The Corner

Politics & Policy

Is This Election Trump vs. Hillary or Trump vs. the Media?

From the first Morning Jolt of the week:

Is This Campaign Trump vs. Hillary or Trump vs. the Media?

Michael Wolff, a longtime analyst of the media industry, writes in USA Today:

Since the conventions, as [Donald Trump’s] daily obnoxiousness and varied offenses against good politics continue, let me spitball that he gets 90 percent of the coverage to [Hillary Clinton’s] 10 percent.

It is the first time in a presidential election that it’s good to be a non-entity. She doesn’t even have to make her own case. It isn’t even really a contest between him and her, it’s between him and the media, on their own volition, arguing against him. Clinton is little more than an observer to the Trump train wreck and the media’s hypnotic coverage of it.

As a woman who has been hounded and excoriated by the media through her long career, she must be grateful for the reprieve. At the same time, it’s hard to believe she doesn’t find it a tad eerie. Nobody even notices the most hated woman in America. What’s with that?

…The result, by all appearances and polling calculations, seems to be that Clinton will walk into the White House having faced the least amount of scrutiny, criticism and antipathy of any major-party nominee in modern media history. This is the same Clinton who, after 25 years in public life, might reasonably have had a lot to answer for.

Once Trump is dispatched, how does the media, suddenly realizing they did her work, regard her?

The media was disappointed by the level of access to President Obama, too. The Justice Department subpoenaed the Associated Press’ phone records. White House officials would call them up and scream obscenities at them if they didn’t like the coverage. As the Washington Post put it in 2013:

Reporters also have resented being bypassed as the White House takes its message directly to the public via social media, blogs and its Web site. Obama has granted few interviews to news organizations that regularly cover the president, going instead to soft-focus infotainment outlets such as “The View.”

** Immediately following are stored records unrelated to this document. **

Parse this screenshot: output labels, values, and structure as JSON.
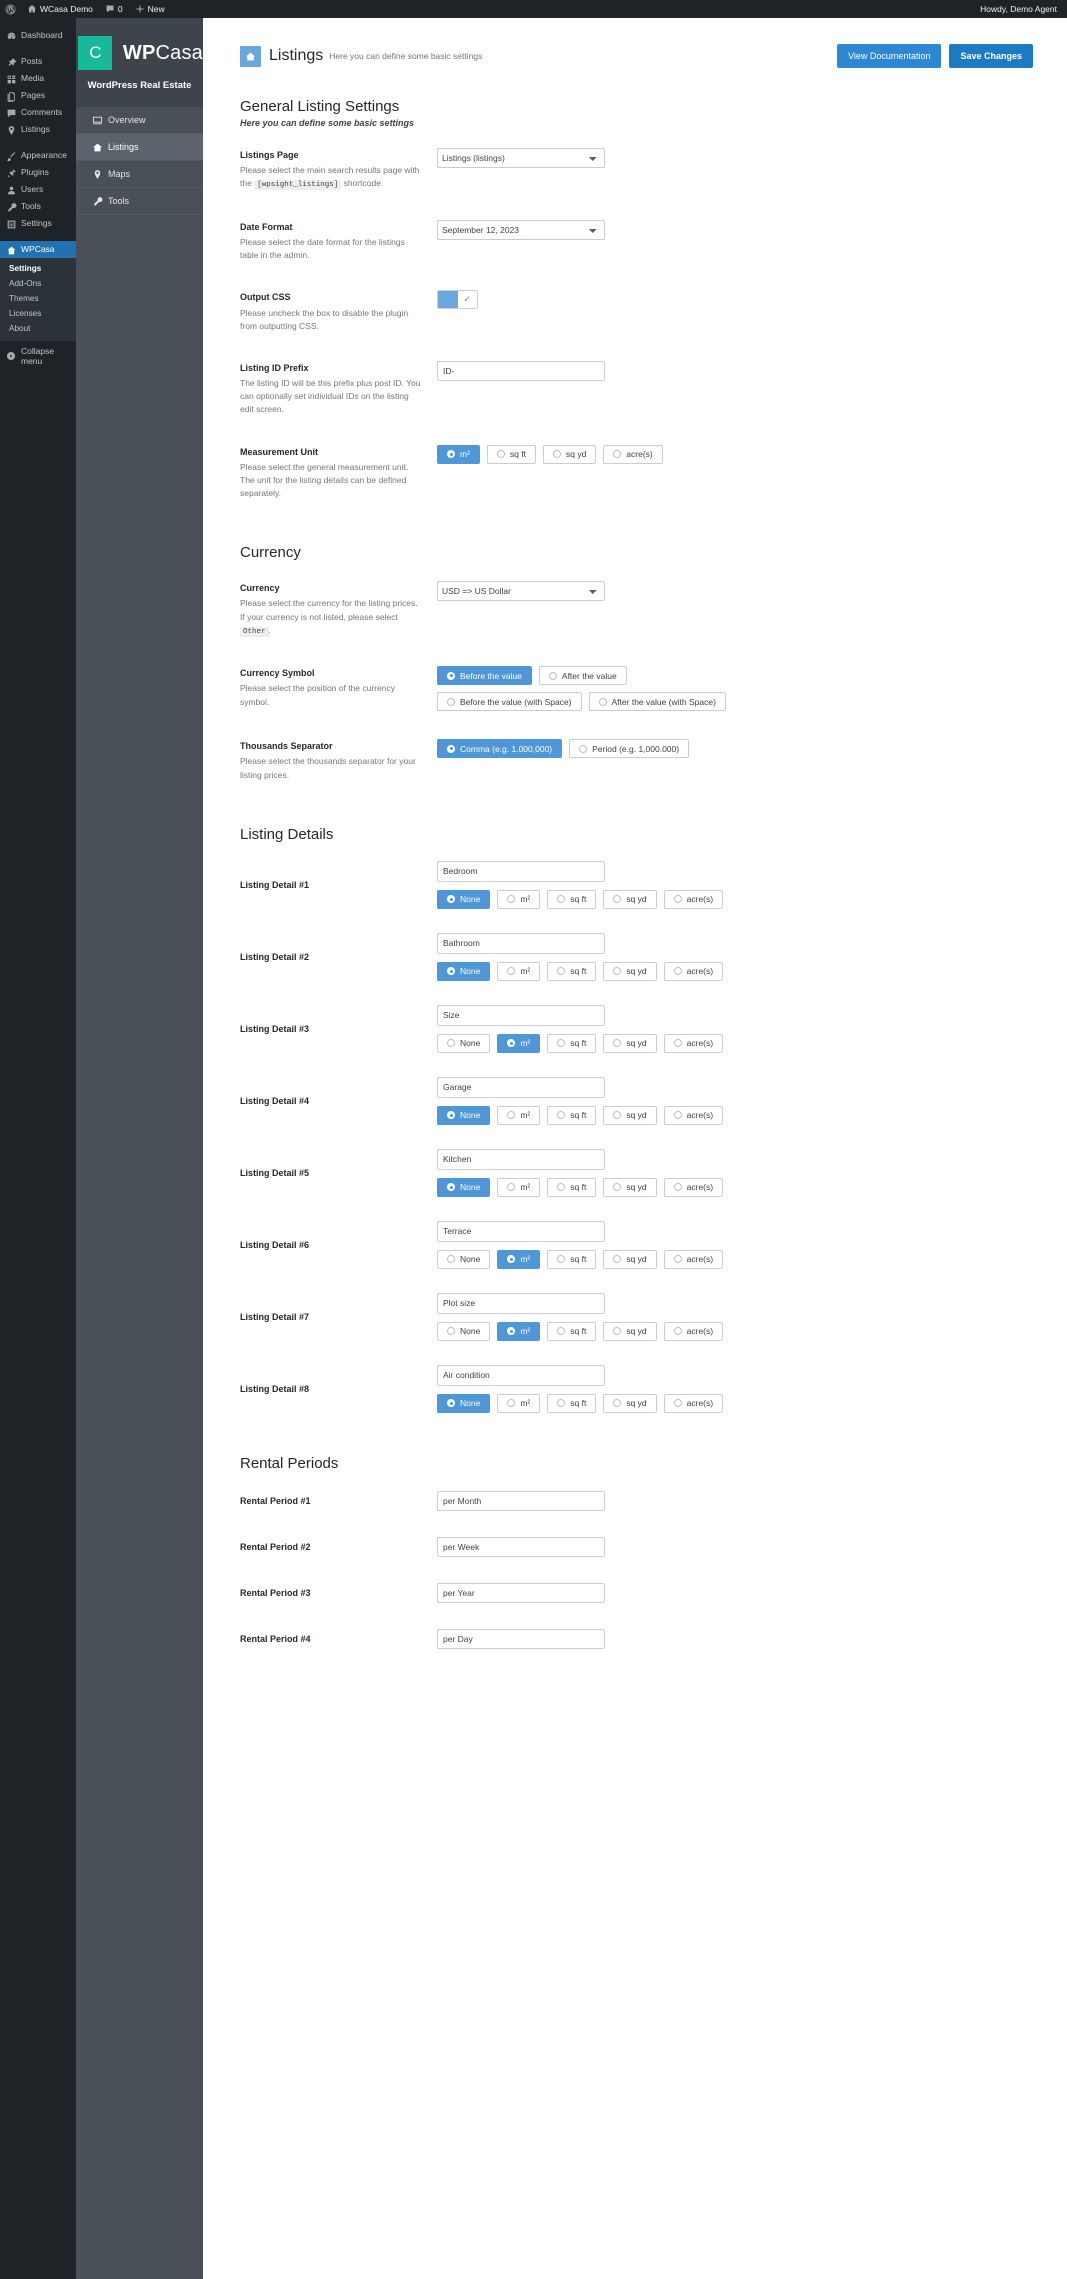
{
  "adminbar": {
    "site_name": "WCasa Demo",
    "comment_count": "0",
    "new_label": "New",
    "howdy": "Howdy, Demo Agent"
  },
  "wp_sidebar": {
    "items": [
      {
        "label": "Dashboard",
        "icon": "dashboard-icon",
        "active": false
      },
      {
        "label": "Posts",
        "icon": "pin-icon",
        "active": false
      },
      {
        "label": "Media",
        "icon": "media-icon",
        "active": false
      },
      {
        "label": "Pages",
        "icon": "pages-icon",
        "active": false
      },
      {
        "label": "Comments",
        "icon": "comments-icon",
        "active": false
      },
      {
        "label": "Listings",
        "icon": "marker-icon",
        "active": false
      },
      {
        "label": "Appearance",
        "icon": "brush-icon",
        "active": false
      },
      {
        "label": "Plugins",
        "icon": "plug-icon",
        "active": false
      },
      {
        "label": "Users",
        "icon": "user-icon",
        "active": false
      },
      {
        "label": "Tools",
        "icon": "wrench-icon",
        "active": false
      },
      {
        "label": "Settings",
        "icon": "settings-icon",
        "active": false
      },
      {
        "label": "WPCasa",
        "icon": "wpcasa-icon",
        "active": true
      }
    ],
    "submenu": [
      {
        "label": "Settings",
        "current": true
      },
      {
        "label": "Add-Ons",
        "current": false
      },
      {
        "label": "Themes",
        "current": false
      },
      {
        "label": "Licenses",
        "current": false
      },
      {
        "label": "About",
        "current": false
      }
    ],
    "collapse_label": "Collapse menu"
  },
  "plugin_nav": {
    "logo_letter": "C",
    "wordmark_bold": "WP",
    "wordmark_light": "Casa",
    "tagline": "WordPress Real Estate",
    "items": [
      {
        "label": "Overview",
        "icon": "screen-icon",
        "active": false
      },
      {
        "label": "Listings",
        "icon": "listings-icon",
        "active": true
      },
      {
        "label": "Maps",
        "icon": "map-pin-icon",
        "active": false
      },
      {
        "label": "Tools",
        "icon": "wrench-icon",
        "active": false
      }
    ]
  },
  "page_header": {
    "title": "Listings",
    "subtitle": "Here you can define some basic settings",
    "doc_button": "View Documentation",
    "save_button": "Save Changes"
  },
  "general": {
    "heading": "General Listing Settings",
    "subheading": "Here you can define some basic settings",
    "listings_page": {
      "title": "Listings Page",
      "desc_before": "Please select the main search results page with the",
      "desc_code": "[wpsight_listings]",
      "desc_after": "shortcode.",
      "value": "Listings (listings)"
    },
    "date_format": {
      "title": "Date Format",
      "desc": "Please select the date format for the listings table in the admin.",
      "value": "September 12, 2023"
    },
    "output_css": {
      "title": "Output CSS",
      "desc": "Please uncheck the box to disable the plugin from outputting CSS.",
      "checked": true,
      "check_glyph": "✓"
    },
    "listing_id_prefix": {
      "title": "Listing ID Prefix",
      "desc": "The listing ID will be this prefix plus post ID. You can optionally set individual IDs on the listing edit screen.",
      "value": "ID-"
    },
    "measurement_unit": {
      "title": "Measurement Unit",
      "desc": "Please select the general measurement unit. The unit for the listing details can be defined separately.",
      "options": [
        "m²",
        "sq ft",
        "sq yd",
        "acre(s)"
      ],
      "selected": "m²"
    }
  },
  "currency": {
    "heading": "Currency",
    "currency_field": {
      "title": "Currency",
      "desc_before": "Please select the currency for the listing prices. If your currency is not listed, please select",
      "desc_code": "Other",
      "desc_after": ".",
      "value": "USD => US Dollar"
    },
    "currency_symbol": {
      "title": "Currency Symbol",
      "desc": "Please select the position of the currency symbol.",
      "options_line1": [
        "Before the value",
        "After the value"
      ],
      "options_line2": [
        "Before the value (with Space)",
        "After the value (with Space)"
      ],
      "selected": "Before the value"
    },
    "thousands_separator": {
      "title": "Thousands Separator",
      "desc": "Please select the thousands separator for your listing prices.",
      "options": [
        "Comma (e.g. 1.000,000)",
        "Period (e.g. 1,000.000)"
      ],
      "selected": "Comma (e.g. 1.000,000)"
    }
  },
  "listing_details": {
    "heading": "Listing Details",
    "unit_options": [
      "None",
      "m²",
      "sq ft",
      "sq yd",
      "acre(s)"
    ],
    "items": [
      {
        "label": "Listing Detail #1",
        "value": "Bedroom",
        "unit": "None"
      },
      {
        "label": "Listing Detail #2",
        "value": "Bathroom",
        "unit": "None"
      },
      {
        "label": "Listing Detail #3",
        "value": "Size",
        "unit": "m²"
      },
      {
        "label": "Listing Detail #4",
        "value": "Garage",
        "unit": "None"
      },
      {
        "label": "Listing Detail #5",
        "value": "Kitchen",
        "unit": "None"
      },
      {
        "label": "Listing Detail #6",
        "value": "Terrace",
        "unit": "m²"
      },
      {
        "label": "Listing Detail #7",
        "value": "Plot size",
        "unit": "m²"
      },
      {
        "label": "Listing Detail #8",
        "value": "Air condition",
        "unit": "None"
      }
    ]
  },
  "rental_periods": {
    "heading": "Rental Periods",
    "items": [
      {
        "label": "Rental Period #1",
        "value": "per Month"
      },
      {
        "label": "Rental Period #2",
        "value": "per Week"
      },
      {
        "label": "Rental Period #3",
        "value": "per Year"
      },
      {
        "label": "Rental Period #4",
        "value": "per Day"
      }
    ]
  },
  "colors": {
    "accent": "#4f97d6",
    "brand_teal": "#17b99a",
    "admin_dark": "#1d2327",
    "panel": "#4a5058"
  }
}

Did the Obama White House ever pay a serious price for treating once-friendly media with such contempt? Eh, apparently not enough of a price to get them to change their ways. Certainly not enough of a price to deter the Hillary Clinton campaign from refusing to hold a press conference for most of a year.

How will the media, suddenly realizing they did Hillary Clinton’s work, regard her? Not that badly, I’d guess.